Acacia menzelii, commonly known as Tallebung wattle or Menzel's wattle, is a shrub belonging to the genus Acacia and the subgenus Plurinerves native to a small area of southern Australia.

==Description==
The shrub typically grows to a height of 2 m and has compact, rounded and spreading habit. It has sparsely hairy branchlets that branch off near ground level forming a number of ascending stems . The flat, green, terete phyllodes have a linear shape and can be straight or incurved.
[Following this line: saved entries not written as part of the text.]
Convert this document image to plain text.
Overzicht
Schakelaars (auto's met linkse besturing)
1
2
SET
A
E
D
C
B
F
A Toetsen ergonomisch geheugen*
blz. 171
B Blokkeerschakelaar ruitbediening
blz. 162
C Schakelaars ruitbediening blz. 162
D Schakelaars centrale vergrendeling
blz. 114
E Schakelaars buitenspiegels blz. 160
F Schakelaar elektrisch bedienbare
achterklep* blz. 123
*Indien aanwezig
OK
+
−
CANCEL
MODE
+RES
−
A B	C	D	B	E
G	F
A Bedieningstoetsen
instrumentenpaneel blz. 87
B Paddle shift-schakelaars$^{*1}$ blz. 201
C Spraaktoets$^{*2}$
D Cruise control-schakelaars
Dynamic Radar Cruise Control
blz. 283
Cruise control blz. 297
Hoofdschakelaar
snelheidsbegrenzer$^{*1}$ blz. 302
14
The phyllodes have a length of 1.5 to 4 cm and a width of 0.5 to 1 mm and have six brownish nerves.

==Taxonomy==
The specific epithet honours O.E.Menzel, a botanist who collected the type specimen near Monarto in 1897.
The shrub is part of the Acacia wilhelmiana group along with nine close relatives: Acacia abrupta, Acacia ascendens, Acacia barattensis, Acacia brachypoda, Acacia cowaniana, Acacia helmsiana, Acacia leptalea, Acacia gracilifolia and Acacia viscifolia.

==Distribution==
The shrub is scattered in an area of South Australia in the Murray region around Monarto and in the Flinders Range is often situated in gorges or on rocky hillsides growing in brown to grey calcareous loamy soils as a part of scrubby Eucalyptus woodland communities.